兰梅愤然的看着他,“我们小姐哪里对不住你了,你现在这样来坑害她?是不是见得我们小姐好了,你心里不舒服?”
“你怎么不这么不讲理?卓姑娘过的好,我不舒服做什么?我要不是看平日里咱们两个处的好,才跟你说这些,不然你想知道我还不说呢。”
兰梅又气又羞,“哪个跟你好了?我求着你跟我说了不成?我到真希望你没有跟我说这些?”
语罢,生气的扭过身子去。
旺盛挠着头,这女人怎么说翻脸就翻脸呢,真让人搞不懂,可是想到自己这次来的目地,旺盛只能又服身做小。
“好了好了,是我的错还不成?我找你说这些,不也是希望你帮我出出主意吗?或者找你主子帮我出出主意,如果你不愿意变算了。”
兰梅回身瞪着他,这事怎么能出主意?要是跟小姐说了,岂不是徒劳给小姐填烦恼不是吗?该死的旺盛,就知道遇到他没有好事。
“行了,这事我有计较,你把好你的嘴,陌让旁人知道了,不然传出去对我们小姐名声可不好,而且你刚才那是什么称呼,还卓姑娘,我们小姐如今是少夫人,你要记住了。”兰梅叮嘱一番,又左右看了一眼,见没有人才威胁道,“要让我知道这府里有一点流言什么的,我就拧掉你的耳朵。”
旺盛配合的忙捂住自己的耳朵,“我知道了,你放心吧,那我说的事你一定要放在心上啊,兰梅姐姐。”
都走远的兰梅一听这话,猛回过头来,恨恨道,“哪个是你姐姐,我还是姑奶奶呢。”
随后扬长而去。
旺盛摸摸鼻子,才一开心的裂嘴转身离开。
直到四周静下来,在假山后的一抹粉色身影才走了出来,望着旺盛离去的身影离久才转身离开,跟旺盛和兰梅却深不知这对话已被人听了去。
司马茹晴踉跄的往自己的院子走,她跟本没有想到自己会无意间听到这些话,二叔竟然喜欢元娘,而且还特意为元娘去过江南,那他们两个在江南有没有见过面?又有没有私下定情?她也曾听说过表姑离家出走,而二叔在山上寻了一夜才下来的事情,如此说来,那一夜二叔岂不是与元娘在一起?

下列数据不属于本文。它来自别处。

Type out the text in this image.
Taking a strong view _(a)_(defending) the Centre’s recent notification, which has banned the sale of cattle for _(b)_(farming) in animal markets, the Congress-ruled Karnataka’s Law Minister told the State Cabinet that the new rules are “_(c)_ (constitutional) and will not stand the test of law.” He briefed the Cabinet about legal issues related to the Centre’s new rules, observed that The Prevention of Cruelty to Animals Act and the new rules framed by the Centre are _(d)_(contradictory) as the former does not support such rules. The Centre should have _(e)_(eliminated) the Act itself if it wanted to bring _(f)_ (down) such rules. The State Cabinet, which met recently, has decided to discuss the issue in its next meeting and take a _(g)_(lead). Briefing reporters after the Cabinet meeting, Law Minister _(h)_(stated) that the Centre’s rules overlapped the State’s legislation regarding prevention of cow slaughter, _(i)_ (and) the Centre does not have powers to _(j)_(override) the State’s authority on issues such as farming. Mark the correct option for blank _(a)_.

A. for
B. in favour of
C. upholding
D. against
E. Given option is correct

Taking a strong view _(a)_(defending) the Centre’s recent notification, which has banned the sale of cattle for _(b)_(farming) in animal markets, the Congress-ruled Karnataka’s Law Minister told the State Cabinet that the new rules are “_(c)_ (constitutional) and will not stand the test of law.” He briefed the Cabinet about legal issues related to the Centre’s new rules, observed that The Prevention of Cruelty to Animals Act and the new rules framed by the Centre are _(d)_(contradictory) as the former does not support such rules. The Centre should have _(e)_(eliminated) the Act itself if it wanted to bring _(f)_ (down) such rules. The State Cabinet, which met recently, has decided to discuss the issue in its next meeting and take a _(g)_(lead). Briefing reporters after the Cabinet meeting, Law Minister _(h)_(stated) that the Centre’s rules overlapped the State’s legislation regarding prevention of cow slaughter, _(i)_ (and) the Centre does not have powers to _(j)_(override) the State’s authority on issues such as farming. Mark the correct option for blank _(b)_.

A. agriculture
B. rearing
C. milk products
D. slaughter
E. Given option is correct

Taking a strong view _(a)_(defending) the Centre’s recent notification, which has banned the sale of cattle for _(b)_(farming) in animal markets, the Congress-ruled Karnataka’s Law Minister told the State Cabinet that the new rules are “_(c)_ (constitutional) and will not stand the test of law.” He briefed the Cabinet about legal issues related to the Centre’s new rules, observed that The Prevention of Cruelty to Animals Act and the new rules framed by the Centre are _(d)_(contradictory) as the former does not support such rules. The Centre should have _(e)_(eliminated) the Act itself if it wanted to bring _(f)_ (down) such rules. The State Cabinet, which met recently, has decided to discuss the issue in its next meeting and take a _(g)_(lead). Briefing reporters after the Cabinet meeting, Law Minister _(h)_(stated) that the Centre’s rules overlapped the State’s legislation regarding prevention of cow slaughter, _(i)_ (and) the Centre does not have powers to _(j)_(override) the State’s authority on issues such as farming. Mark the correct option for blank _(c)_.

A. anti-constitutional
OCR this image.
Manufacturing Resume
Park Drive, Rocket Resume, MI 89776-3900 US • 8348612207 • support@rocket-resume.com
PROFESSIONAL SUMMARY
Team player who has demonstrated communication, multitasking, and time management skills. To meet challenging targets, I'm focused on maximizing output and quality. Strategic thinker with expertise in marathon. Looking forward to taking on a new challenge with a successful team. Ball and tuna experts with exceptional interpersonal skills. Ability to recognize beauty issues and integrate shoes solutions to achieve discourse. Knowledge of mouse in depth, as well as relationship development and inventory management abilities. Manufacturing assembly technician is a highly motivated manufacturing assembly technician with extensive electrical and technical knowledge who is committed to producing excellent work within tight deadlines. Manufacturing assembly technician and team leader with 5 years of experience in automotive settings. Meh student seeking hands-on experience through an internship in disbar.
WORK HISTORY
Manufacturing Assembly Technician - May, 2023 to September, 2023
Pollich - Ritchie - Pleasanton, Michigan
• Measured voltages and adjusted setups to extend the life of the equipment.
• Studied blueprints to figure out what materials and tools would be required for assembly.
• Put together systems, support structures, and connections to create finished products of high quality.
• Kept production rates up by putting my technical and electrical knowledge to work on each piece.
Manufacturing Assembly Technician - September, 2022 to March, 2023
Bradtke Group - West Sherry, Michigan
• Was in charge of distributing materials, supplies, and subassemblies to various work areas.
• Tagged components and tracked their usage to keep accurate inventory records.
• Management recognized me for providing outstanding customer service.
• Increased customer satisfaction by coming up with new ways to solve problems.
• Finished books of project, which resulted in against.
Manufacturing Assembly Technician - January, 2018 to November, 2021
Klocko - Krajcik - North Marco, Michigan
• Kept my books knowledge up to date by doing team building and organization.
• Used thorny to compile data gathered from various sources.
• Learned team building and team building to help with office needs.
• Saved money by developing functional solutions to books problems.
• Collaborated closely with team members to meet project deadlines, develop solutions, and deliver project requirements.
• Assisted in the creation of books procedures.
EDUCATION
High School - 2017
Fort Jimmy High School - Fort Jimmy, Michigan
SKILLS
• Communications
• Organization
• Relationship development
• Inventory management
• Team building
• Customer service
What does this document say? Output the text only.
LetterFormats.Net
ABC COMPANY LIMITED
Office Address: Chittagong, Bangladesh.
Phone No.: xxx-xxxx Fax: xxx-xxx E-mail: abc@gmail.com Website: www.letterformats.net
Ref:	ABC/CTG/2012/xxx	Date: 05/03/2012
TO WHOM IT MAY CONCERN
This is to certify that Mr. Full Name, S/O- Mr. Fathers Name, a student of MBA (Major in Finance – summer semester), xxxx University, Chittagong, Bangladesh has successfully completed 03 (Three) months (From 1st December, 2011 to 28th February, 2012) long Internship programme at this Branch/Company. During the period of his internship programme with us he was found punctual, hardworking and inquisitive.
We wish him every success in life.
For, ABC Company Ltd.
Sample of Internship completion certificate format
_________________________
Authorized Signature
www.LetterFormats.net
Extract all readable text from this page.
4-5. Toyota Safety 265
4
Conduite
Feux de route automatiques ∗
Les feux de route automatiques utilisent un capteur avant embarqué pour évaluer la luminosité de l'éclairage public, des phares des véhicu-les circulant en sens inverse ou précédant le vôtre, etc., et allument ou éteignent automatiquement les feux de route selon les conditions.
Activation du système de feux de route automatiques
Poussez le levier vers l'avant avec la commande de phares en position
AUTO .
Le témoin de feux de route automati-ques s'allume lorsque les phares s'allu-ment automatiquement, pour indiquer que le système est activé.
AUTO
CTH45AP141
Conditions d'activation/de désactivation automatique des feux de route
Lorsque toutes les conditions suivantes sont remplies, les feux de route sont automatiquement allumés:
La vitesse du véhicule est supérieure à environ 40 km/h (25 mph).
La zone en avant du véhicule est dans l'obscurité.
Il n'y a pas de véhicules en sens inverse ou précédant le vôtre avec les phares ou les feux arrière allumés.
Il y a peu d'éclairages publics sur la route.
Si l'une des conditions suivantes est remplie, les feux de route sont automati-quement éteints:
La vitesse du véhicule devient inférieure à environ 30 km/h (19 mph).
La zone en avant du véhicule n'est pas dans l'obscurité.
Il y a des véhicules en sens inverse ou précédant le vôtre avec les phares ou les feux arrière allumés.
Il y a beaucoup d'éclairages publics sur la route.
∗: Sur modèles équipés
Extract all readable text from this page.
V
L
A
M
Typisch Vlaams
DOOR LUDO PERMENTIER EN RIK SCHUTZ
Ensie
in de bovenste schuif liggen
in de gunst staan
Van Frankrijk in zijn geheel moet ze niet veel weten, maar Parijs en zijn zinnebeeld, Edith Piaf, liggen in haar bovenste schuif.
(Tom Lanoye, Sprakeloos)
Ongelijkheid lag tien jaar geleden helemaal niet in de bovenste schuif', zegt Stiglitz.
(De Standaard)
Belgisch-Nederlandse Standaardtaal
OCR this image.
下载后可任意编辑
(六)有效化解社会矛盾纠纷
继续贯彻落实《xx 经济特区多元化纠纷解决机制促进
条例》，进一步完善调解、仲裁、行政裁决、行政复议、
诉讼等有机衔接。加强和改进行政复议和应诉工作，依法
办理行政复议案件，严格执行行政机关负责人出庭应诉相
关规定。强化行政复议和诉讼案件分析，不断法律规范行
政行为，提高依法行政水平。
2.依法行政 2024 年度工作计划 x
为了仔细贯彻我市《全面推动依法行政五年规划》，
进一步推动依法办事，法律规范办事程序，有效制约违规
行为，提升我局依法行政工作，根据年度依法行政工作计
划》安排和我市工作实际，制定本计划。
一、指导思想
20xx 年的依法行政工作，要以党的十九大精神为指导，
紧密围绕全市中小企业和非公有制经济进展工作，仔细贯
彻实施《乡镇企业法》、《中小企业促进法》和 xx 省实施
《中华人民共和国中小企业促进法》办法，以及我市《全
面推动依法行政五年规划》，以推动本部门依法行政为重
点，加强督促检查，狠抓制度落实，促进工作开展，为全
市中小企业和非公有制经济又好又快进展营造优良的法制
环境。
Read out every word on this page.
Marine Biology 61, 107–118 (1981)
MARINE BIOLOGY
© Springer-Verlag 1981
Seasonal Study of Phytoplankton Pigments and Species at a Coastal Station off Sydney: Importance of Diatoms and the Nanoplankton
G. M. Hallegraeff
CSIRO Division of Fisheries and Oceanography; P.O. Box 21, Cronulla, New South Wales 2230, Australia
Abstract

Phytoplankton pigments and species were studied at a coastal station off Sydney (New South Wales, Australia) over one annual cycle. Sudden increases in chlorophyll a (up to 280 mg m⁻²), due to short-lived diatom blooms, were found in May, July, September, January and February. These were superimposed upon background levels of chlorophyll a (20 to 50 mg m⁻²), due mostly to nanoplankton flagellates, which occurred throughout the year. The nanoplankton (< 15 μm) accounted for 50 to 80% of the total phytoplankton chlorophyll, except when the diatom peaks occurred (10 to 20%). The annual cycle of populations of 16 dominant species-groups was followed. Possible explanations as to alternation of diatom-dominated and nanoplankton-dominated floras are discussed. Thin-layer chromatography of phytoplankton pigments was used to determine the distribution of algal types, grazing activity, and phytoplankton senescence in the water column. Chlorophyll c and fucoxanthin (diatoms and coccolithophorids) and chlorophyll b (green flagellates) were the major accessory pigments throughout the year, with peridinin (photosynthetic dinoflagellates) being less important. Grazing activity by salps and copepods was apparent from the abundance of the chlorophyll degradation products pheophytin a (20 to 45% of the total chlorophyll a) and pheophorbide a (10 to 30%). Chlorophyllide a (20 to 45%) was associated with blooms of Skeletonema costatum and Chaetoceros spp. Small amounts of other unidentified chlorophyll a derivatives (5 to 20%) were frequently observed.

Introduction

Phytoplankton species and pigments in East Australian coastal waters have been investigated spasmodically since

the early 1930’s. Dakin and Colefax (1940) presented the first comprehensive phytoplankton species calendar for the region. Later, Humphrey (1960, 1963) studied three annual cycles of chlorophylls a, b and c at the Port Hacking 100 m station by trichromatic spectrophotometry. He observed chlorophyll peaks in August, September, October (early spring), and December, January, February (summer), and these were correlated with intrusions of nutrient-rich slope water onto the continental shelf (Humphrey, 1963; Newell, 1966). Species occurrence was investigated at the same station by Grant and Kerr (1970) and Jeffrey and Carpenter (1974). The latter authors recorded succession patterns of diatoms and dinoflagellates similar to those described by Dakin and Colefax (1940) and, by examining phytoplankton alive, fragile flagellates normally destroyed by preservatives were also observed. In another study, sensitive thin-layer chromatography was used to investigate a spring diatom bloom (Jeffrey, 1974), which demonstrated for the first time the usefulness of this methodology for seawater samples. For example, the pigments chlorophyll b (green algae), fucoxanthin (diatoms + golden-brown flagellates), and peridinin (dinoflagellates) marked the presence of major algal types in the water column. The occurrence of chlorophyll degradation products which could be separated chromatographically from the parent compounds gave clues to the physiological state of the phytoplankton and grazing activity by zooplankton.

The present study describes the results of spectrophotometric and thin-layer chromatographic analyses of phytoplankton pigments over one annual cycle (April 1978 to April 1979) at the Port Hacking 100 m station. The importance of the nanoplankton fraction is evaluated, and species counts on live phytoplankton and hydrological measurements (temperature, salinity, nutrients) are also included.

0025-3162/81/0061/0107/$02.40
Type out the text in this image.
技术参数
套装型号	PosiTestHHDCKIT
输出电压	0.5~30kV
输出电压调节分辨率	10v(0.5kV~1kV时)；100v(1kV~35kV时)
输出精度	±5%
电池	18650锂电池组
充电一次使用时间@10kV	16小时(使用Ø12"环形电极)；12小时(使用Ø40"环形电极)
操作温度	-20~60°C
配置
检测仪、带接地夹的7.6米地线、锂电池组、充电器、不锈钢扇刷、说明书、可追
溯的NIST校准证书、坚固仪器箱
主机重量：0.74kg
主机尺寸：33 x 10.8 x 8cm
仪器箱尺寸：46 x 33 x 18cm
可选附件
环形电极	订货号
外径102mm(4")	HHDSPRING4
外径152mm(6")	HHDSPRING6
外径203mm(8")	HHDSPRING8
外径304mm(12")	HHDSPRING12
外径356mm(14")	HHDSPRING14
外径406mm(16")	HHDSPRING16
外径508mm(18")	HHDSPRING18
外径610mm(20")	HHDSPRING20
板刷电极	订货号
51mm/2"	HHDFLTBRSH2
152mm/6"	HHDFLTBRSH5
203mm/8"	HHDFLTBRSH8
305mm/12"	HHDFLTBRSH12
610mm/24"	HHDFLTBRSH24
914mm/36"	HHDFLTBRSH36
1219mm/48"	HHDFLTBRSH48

种种猜测让司马茹晴的脸色越加的难看起来,猛然抬头间,竟然发是站在沉香阁的外面,她怎么到二叔这里来了?
“咦,是茹晴啊,来寻你二叔吗?”王连草正好走出来。
司马茹晴垂下眼帘,转身就走,王连草几个大步扯住她,“大小姐脸色不好,这是怎么了?你平日里有烦心事不是都寻你二叔说吗?他正在书房呢。”
如今在侯府里,王连草失了人心,这司马茹晴最受宠,或能巴结上她,自然也就能好一些,这样的机会王连草又岂会放过。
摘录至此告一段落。